The reason it occurs to me now to diary this is that I came in to work today, and there in the coffee room were three women, all quite datable, by the way, talking about how all that's left in single men is the "bottom of the barrel", and having a bit of a chuckle about it. One of them, 42, never married, just had a date last night with a 47-year-old divorcee, all she could dig up from match.com, and it seems he was not at all her type. One of them said, "Well, I guess we'll just have to learn to enjoy our own company."
And they're not far off. I feel like I have an obligation to help SOMEONE find a match, because a mutual friend did that for my wife and I. I owe somebody. And I've got plenty of single women to recommend, but no guys to pair them up with.
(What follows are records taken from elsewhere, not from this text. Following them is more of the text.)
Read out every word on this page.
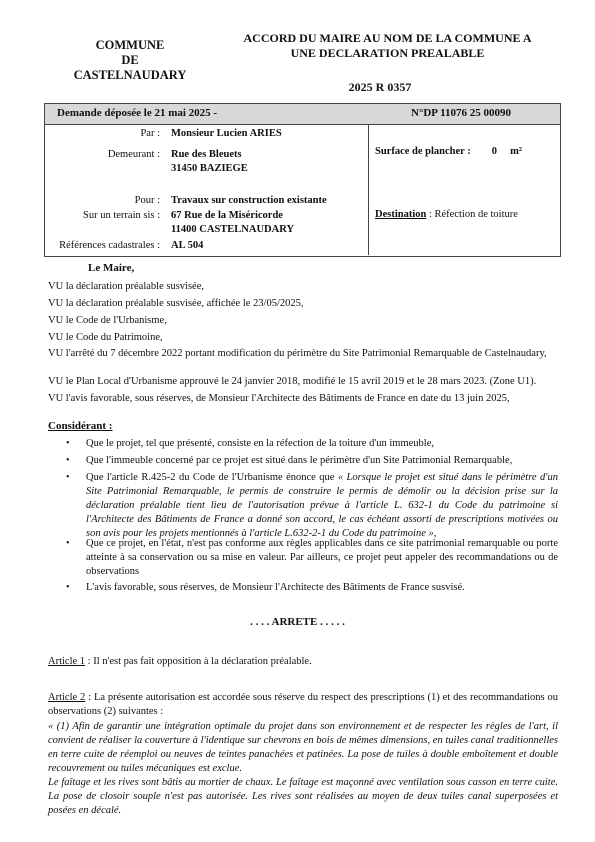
COMMUNE
DE
CASTELNAUDARY
ACCORD DU MAIRE AU NOM DE LA COMMUNE A
UNE DECLARATION PREALABLE
2025 R 0357
Demande déposée le 21 mai 2025 -	N°DP 11076 25 00090
Par : Monsieur Lucien ARIES
Demeurant : Rue des Bleuets
31450 BAZIEGE
Pour : Travaux sur construction existante
Sur un terrain sis : 67 Rue de la Miséricorde
11400 CASTELNAUDARY
Références cadastrales : AL 504
Surface de plancher :        0     m²
Destination : Réfection de toiture
Le Maire,
VU la déclaration préalable susvisée,
VU la déclaration préalable susvisée, affichée le 23/05/2025,
VU le Code de l'Urbanisme,
VU le Code du Patrimoine,
VU l'arrêté du 7 décembre 2022 portant modification du périmètre du Site Patrimonial Remarquable de Castelnaudary,
VU le Plan Local d'Urbanisme approuvé le 24 janvier 2018, modifié le 15 avril 2019 et le 28 mars 2023. (Zone U1).
VU l'avis favorable, sous réserves, de Monsieur l'Architecte des Bâtiments de France en date du 13 juin 2025,
Considérant :
•	Que le projet, tel que présenté, consiste en la réfection de la toiture d'un immeuble,
•	Que l'immeuble concerné par ce projet est situé dans le périmètre d'un Site Patrimonial Remarquable,
•	Que l'article R.425-2 du Code de l'Urbanisme énonce que « Lorsque le projet est situé dans le périmètre d'un Site Patrimonial Remarquable, le permis de construire le permis de démolir ou la décision prise sur la déclaration préalable tient lieu de l'autorisation prévue à l'article L. 632-1 du Code du patrimoine si l'Architecte des Bâtiments de France a donné son accord, le cas échéant assorti de prescriptions motivées ou son avis pour les projets mentionnés à l'article L.632-2-1 du Code du patrimoine »,
•	Que ce projet, en l'état, n'est pas conforme aux règles applicables dans ce site patrimonial remarquable ou porte atteinte à sa conservation ou sa mise en valeur. Par ailleurs, ce projet peut appeler des recommandations ou de observations
•	L'avis favorable, sous réserves, de Monsieur l'Architecte des Bâtiments de France susvisé.
. . . . ARRETE . . . . .
Article 1 : Il n'est pas fait opposition à la déclaration préalable.
Article 2 : La présente autorisation est accordée sous réserve du respect des prescriptions (1) et des recommandations ou observations (2) suivantes :
« (1) Afin de garantir une intégration optimale du projet dans son environnement et de respecter les règles de l'art, il convient de réaliser la couverture à l'identique sur chevrons en bois de mêmes dimensions, en tuiles canal traditionnelles en terre cuite de réemploi ou neuves de teintes panachées et patinées. La pose de tuiles à double emboîtement et double recouvrement ou tuiles mécaniques est exclue.
Le faîtage et les rives sont bâtis au mortier de chaux. Le faîtage est maçonné avec ventilation sous casson en terre cuite. La pose de closoir souple n'est pas autorisée. Les rives sont réalisées au moyen de deux tuiles canal superposées et posées en décalé.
Let me think of five single guys off the top of my head in the potential pool. One is extremely insecure, and it's hard to be around him for very long. Definitely a limited-dose person. Plus my wife thinks he's probably gay and hasn't admitted that to himself. Another still lives with his parents and is about as interesting as a brick. Two are just obnoxious weasels and are still single with good reason. The other one is nice but frankly kind of a dweeb. Wait, there's a sixth. Career bachelor. Can't even stay with a TV show for more than 15 minutes, let alone a relationship. Now let's go to the women. Attractive, nice, good jobs, pleasant company, clearly non-insane. And it's like they don't even go on dates because there's no one suitable out there. God knows I don't have anyone to set them up with.
What is going on here? How did this happen?
Every morning they come streaming down our street. Single women in their 20s and 30s on their way to work. They all wave at my 1-year-old daughter, who I often take out there for a breath of fresh air. Why don't the guys wave too? Because there aren't any.
(If you're a single guy, it should have occurred to you by now to go find your suitcase and get the hell up here. Yes, it's cold, but there are remedies for that.)
First, to New Englanders: have you noticed this too? Am I nuts?
And, to the rest of the country: Is this an isolated thing, or is this happening where you are, too?